Levels and distribution of BCNU in GBM tumors following intratumoral injection of DTI-015 (BCNU-ethanol).

The alkylation products formed by in vitro treatment of DNA with tritium-labeled 1,3-bis(2-chloroethyl)-1-nitrosourea ((3)H-BCNU) were identified and quantified. Twelve adducts were resolved by high-performance liquid chromatography (HPLC). The principal DNA adducts formed by BCNU treatment corresponded to N-7-(2-hydroxyethyl)guanine (N7-HOEtG) (26%), N-7-(2-chloroethyl)guanine (15%), and phosphotriesters (19%). In addition, several minor products were identified as 1,2-(diguan-7-yl)ethane, N-1-(2-hydroxyethyl)-2-deoxyguanosine, 1-(N-1-2-deoxyguanosinyl), 2-(N-3-2-deoxycytidyl)ethane cross-link, and O-6-(2-hydroxyethyl)-2-deoxyguanosine, and individually they represented 1% to 5% of the total alkylation.
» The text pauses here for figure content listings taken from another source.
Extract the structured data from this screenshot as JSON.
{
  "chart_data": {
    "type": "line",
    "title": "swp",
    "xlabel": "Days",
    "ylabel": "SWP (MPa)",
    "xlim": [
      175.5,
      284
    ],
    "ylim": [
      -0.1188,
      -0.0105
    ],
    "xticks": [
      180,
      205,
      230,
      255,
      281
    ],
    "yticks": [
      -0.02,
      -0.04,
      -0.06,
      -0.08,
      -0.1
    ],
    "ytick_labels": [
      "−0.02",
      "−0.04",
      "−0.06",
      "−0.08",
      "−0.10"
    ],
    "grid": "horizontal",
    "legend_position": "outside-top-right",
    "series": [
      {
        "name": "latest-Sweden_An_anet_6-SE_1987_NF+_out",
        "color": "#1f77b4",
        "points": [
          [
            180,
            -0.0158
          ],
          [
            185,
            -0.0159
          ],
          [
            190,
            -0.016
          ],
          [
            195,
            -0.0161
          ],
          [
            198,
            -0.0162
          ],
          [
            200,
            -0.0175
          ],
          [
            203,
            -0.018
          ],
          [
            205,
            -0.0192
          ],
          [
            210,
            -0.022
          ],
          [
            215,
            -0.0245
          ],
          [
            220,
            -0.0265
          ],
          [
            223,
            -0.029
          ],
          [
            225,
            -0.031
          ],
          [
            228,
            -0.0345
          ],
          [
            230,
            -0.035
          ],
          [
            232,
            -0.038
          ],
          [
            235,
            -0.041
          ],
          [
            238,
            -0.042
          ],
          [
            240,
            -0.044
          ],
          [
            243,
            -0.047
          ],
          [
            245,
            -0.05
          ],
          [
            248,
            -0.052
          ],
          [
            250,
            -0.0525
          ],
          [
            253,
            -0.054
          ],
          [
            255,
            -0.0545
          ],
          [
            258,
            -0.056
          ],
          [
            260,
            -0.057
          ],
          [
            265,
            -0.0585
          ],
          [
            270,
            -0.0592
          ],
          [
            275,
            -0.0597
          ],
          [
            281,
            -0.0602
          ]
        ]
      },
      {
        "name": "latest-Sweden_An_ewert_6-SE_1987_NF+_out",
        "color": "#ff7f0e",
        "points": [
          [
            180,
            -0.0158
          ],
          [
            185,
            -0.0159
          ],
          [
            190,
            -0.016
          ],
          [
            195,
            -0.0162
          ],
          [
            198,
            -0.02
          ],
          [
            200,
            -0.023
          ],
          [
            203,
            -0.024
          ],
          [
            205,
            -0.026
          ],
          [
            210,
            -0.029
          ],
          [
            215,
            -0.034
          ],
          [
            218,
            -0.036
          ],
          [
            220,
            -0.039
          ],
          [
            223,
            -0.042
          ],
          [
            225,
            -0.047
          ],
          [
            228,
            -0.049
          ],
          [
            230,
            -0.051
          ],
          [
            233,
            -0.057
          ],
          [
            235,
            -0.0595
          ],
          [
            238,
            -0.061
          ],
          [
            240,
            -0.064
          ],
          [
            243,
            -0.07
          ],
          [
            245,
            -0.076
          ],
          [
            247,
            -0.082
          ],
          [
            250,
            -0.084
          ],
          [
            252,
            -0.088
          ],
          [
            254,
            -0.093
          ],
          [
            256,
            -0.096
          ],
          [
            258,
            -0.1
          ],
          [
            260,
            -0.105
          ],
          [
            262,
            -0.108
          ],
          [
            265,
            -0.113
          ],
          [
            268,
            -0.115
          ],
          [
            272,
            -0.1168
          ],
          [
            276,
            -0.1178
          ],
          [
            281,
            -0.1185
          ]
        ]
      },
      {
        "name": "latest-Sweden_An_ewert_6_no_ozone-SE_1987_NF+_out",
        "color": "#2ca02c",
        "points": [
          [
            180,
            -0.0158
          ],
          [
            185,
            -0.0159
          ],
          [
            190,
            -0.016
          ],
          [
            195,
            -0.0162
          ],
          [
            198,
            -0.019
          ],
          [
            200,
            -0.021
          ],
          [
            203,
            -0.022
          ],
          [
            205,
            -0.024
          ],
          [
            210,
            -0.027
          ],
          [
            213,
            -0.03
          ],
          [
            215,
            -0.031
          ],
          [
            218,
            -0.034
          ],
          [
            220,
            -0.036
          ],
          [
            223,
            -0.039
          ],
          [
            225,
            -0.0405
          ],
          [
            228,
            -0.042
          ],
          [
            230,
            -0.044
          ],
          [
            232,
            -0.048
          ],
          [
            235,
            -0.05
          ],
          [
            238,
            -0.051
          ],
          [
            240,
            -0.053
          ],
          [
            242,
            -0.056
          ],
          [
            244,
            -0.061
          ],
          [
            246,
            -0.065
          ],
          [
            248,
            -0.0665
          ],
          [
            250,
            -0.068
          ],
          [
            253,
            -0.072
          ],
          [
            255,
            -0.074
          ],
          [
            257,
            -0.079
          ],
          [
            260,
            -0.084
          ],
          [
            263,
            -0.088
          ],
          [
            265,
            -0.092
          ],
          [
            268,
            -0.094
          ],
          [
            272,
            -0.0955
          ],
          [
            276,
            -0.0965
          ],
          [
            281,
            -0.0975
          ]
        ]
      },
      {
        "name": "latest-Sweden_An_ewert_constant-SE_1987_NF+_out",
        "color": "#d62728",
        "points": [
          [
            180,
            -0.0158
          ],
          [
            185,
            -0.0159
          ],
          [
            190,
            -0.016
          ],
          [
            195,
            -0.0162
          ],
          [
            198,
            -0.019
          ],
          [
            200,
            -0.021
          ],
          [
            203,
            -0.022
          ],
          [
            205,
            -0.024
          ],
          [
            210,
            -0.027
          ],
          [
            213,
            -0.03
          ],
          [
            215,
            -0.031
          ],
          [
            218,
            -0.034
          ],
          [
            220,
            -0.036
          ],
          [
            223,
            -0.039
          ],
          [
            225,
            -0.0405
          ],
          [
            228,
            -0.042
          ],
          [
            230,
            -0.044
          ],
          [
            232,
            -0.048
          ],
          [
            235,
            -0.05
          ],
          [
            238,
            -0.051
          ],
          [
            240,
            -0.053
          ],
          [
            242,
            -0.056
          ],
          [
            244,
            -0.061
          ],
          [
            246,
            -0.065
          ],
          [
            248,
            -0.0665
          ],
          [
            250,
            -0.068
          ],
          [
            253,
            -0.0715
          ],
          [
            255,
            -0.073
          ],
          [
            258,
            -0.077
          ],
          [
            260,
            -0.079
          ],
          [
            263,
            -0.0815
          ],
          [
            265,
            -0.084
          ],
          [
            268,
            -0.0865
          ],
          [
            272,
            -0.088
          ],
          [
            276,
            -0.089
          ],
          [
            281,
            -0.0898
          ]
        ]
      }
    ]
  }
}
An HPLC-electrochemical method was applied to quantify the levels of N7-HOEtG in samples treated with BCNU. Treatment of either purified DNA or U87MG cells with various amounts of BCNU produced a linear increase in the amount of N7-HOEtG. These results demonstrated that the levels of N7-HOEtG formed by BCNU treatment could be used as a molecular dosimeter of BCNU treatment dose. We measured the levels of N7-HOEtG in DNA isolated from tumor samples taken from four patients with GBM tumors following stereotactic intratumoral injection with DTI-015 (BCNU-ethanol). The level of N7-HOEtG in these samples ranged from 14.7 to 121.9 micromol N7-HOETG/mol DNA within 1 cm of the site of injection. As the distance from the site of injection increased, the levels of N7-HOEtG in tumor DNA decreased. In two of the samples, the levels of N7-HOEtG were 0.2 to 0.3 micromol N7-HOETG/mol DNA at 3.5 to 3.9 cm from the site of injection, demonstrating significant distribution of BCNU in the tumor. The levels of N7-HOEtG in these tumor samples corresponded to BCNU treatment concentrations of 0.02 to 43.0 mM. These studies demonstrate that stereotactic intratumoral injection of DTI-015 into human GBM tumors produces high concentrations of BCNU up to 2.5 cm from the site of injection in some of the tumors. These observations suggest that intratumoral injection of DTI-015 may be of benefit in the treatment of primary and recurrent GBM tumors.